Wczoraj (17.01) u zbiegu ul. Kiedrzyńskiej i Wałów Dwernickiego doszło do śmiertelnego potrącenia pieszego, który znalazł się na zamkniętym przejeździe kolejowym. Sprawą zajmuje się prokuratura, która wstępnie zakładała, że pieszy próbował przebiec przed pociągiem, jednak w postępowaniu brana jest pod uwagę inna hipoteza.

O dotychczasowych ustaleniach w śledztwie mówi prokurator Tomasz Ozimek z częstochowskiej Prokuratury Okręgowej:

Prokuratura Rejonowa Częstochowa-Południe prowadzi śledztwo w sprawie doprowadzenia 24-letniego mężczyzny do targnięcia się na własne życie. Ze wstępnych ustaleń tego śledztwa wynika, że 17 stycznia w godzinach wieczornych poszkodowany mężczyzna wyszedł wprost pod jadący pociąg. Mężczyzna zmarł na miejscu wskutek odniesionych obrażeń. W toku dalszego śledztwa zostanie przeprowadzona sekcja zwłok pokrzywdzonego, celem ustalenia bezpośredniej przyczyny zgonu.

Igrając z bezpieczeństwem na przejazdach kolejowych można się mocno przeliczyć. Przekonał się o tym kierowca, który w zeszłym tygodniu wjechał na przejazd w Kłobucku, po czym utknął między zamkniętymi rogatkami. Jak relacjonuje asp. Joanna Więcek-Głowacz, mężczyzna na szczęście uniknął tragedii:

12 stycznia w Kłobucku na ulicy Zakrzewskiej, pomimo nadawanych sygnałów świetlnych, na przejazd kolejowy wjechał volkswagenem 36-letni mieszkaniec gminy Opatów. Kiedy mężczyzna znajdował się już na przejeździe, pomiędzy rogatkami, te się zamknęły a nieodpowiedzialny kierowca utknął między nimi. Na szczęście udało się zatrzymać nadjeżdżający pociąg towarowy, co pozwoliło uniknąć tragedii.

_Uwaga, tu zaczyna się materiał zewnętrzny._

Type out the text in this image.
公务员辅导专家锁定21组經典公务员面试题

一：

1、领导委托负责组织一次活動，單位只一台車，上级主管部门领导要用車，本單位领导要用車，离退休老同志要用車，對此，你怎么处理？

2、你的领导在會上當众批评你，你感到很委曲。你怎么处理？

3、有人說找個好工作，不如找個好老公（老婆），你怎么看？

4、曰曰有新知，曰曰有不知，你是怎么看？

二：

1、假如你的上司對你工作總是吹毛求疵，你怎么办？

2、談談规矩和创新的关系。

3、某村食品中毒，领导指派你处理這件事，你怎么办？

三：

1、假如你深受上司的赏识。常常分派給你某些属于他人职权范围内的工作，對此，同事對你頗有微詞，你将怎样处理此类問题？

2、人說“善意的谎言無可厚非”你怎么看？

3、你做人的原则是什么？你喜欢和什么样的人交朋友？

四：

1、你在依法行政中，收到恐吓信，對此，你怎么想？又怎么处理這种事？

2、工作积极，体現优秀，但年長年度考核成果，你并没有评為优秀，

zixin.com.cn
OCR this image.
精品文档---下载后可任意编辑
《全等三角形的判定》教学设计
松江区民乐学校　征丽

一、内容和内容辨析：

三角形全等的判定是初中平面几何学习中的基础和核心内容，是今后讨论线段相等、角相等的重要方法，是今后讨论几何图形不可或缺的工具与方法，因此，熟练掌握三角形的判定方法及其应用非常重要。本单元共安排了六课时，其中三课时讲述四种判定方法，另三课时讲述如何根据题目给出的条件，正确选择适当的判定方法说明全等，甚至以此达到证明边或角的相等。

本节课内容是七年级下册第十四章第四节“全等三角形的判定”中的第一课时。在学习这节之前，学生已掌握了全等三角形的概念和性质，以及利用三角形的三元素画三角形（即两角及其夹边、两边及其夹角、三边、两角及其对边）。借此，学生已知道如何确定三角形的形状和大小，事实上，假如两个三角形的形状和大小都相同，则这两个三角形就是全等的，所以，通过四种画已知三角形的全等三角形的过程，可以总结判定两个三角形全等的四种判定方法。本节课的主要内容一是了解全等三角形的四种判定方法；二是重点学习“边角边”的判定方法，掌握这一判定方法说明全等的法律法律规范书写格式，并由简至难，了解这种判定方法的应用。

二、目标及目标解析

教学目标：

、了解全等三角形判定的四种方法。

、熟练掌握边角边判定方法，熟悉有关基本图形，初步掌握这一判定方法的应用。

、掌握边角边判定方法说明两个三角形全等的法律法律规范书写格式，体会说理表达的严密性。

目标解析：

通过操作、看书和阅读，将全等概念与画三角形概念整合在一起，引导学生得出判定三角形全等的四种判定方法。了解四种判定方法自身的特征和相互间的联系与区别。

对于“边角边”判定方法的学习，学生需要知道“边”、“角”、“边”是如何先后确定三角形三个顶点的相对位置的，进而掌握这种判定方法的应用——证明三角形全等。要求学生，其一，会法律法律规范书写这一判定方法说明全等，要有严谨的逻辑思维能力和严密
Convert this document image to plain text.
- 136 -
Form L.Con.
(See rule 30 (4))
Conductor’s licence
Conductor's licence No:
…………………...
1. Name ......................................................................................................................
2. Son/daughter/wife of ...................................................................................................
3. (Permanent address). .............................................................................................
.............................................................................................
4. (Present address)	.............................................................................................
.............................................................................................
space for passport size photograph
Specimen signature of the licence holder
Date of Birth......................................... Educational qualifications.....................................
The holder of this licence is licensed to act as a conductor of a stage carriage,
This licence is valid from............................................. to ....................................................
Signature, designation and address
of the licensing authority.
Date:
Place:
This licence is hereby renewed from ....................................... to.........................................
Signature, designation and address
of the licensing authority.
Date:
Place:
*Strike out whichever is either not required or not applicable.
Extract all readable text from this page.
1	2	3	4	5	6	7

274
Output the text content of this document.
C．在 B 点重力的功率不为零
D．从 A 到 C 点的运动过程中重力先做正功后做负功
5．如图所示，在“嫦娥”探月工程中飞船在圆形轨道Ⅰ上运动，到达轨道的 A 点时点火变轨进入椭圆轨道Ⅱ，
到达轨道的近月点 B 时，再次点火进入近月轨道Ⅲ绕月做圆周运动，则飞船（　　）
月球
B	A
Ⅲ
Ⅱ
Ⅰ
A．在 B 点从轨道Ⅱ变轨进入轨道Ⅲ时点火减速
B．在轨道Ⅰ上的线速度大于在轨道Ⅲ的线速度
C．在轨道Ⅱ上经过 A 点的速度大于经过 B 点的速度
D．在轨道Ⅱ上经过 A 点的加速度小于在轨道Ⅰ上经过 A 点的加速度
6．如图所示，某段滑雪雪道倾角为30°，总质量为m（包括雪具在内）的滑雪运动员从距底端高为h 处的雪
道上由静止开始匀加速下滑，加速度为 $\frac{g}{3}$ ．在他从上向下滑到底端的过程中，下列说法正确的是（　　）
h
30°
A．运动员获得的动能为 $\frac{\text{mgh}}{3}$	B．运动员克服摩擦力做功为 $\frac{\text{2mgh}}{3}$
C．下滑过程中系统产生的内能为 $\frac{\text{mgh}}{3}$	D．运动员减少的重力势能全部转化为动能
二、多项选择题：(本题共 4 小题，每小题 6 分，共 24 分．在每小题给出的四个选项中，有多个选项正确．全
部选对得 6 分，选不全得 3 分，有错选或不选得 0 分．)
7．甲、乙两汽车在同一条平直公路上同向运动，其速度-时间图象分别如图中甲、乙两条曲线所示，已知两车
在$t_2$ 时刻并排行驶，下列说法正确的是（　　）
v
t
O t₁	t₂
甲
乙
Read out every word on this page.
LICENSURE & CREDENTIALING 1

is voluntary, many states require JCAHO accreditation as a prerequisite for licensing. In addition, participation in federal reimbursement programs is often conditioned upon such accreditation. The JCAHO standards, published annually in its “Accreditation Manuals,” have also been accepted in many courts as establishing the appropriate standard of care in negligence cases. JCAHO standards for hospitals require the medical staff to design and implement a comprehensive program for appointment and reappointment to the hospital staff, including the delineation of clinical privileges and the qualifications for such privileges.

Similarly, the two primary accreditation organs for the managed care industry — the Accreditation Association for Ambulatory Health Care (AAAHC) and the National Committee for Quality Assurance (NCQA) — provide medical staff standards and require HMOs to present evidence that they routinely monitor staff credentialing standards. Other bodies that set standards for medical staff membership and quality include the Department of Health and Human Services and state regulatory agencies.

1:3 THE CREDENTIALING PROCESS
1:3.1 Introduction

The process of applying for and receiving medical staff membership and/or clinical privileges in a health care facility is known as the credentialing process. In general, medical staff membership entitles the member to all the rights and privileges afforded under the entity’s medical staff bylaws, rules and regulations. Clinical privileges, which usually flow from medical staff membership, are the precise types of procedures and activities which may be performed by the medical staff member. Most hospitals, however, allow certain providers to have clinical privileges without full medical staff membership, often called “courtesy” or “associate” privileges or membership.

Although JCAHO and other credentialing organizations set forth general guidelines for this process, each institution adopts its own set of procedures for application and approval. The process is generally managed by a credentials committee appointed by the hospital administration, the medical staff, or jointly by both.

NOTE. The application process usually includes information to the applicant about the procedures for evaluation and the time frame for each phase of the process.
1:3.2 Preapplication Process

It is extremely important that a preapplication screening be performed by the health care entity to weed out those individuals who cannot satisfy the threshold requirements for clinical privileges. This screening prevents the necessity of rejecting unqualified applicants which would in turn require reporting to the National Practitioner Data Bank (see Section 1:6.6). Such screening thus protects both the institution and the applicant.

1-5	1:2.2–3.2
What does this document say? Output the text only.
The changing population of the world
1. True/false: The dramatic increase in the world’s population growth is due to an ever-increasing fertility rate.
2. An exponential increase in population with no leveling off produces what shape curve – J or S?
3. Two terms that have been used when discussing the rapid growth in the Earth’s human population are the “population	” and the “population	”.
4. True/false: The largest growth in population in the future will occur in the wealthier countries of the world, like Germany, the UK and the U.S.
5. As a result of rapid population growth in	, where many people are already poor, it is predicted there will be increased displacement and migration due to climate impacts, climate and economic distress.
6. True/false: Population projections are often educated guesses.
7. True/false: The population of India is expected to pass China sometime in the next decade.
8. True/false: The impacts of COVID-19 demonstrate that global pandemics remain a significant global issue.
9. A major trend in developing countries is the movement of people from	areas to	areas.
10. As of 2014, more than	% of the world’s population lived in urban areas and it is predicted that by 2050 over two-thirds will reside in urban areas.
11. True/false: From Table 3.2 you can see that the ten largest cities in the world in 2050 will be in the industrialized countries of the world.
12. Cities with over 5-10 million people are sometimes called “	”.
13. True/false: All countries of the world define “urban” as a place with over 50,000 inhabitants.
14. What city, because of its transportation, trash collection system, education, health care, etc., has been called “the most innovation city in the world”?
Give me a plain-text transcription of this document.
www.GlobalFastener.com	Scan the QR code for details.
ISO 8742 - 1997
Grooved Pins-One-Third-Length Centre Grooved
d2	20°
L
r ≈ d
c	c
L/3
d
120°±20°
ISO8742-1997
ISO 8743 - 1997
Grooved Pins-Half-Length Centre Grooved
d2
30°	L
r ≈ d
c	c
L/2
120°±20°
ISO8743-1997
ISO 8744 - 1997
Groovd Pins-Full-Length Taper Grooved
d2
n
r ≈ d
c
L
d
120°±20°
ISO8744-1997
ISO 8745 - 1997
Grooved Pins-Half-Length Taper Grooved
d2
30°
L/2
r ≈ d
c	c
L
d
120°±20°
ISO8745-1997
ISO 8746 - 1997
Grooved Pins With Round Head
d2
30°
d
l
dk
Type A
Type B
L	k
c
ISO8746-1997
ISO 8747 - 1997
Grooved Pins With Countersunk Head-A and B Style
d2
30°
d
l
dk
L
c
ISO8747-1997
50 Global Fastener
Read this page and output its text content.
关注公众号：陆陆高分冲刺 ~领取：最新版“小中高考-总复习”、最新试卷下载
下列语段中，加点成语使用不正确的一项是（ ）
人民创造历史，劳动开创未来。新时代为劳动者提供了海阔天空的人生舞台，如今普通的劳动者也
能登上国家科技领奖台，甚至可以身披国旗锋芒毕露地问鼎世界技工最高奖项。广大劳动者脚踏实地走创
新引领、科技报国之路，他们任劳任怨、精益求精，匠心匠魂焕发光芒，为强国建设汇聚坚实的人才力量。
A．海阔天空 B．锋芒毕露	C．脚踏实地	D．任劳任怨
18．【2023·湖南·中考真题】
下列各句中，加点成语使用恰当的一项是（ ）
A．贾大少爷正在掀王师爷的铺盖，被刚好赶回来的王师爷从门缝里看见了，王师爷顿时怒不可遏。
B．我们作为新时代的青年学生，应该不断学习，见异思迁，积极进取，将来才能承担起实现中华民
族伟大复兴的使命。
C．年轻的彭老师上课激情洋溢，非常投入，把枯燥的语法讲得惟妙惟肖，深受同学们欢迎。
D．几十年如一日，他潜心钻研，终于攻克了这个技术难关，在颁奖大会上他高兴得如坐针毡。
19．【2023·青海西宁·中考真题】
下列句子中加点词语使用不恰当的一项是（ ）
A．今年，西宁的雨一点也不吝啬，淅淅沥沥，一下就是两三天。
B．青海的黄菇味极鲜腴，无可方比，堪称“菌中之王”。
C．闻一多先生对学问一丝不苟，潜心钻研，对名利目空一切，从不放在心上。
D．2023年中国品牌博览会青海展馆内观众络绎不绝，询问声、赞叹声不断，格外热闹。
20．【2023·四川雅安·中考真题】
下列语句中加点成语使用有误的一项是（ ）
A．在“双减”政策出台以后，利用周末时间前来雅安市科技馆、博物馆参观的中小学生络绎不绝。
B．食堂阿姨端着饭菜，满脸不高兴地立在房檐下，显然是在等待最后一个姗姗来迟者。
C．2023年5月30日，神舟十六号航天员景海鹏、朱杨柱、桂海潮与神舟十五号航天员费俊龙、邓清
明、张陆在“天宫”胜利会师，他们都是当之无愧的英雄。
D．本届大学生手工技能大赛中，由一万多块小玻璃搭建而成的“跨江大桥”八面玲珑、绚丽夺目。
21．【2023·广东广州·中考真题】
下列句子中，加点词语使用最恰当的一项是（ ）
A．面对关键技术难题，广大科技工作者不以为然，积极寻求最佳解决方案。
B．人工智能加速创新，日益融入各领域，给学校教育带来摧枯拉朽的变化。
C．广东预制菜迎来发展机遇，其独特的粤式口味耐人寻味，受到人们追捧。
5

Mieszkaniec Opatowa za swoją lekkomyślność jeszcze nie został ukarany. Obecnie w jego sprawie prowadzone są czynności związane z popełnieniem wykroczenia. Sprawa może się jednak zakończyć skierowaniem do sądu. Natomiast o nowych ustaleniach w sprawie pieszego z ul. Kiedrzyńskiej będziemy jeszcze informować.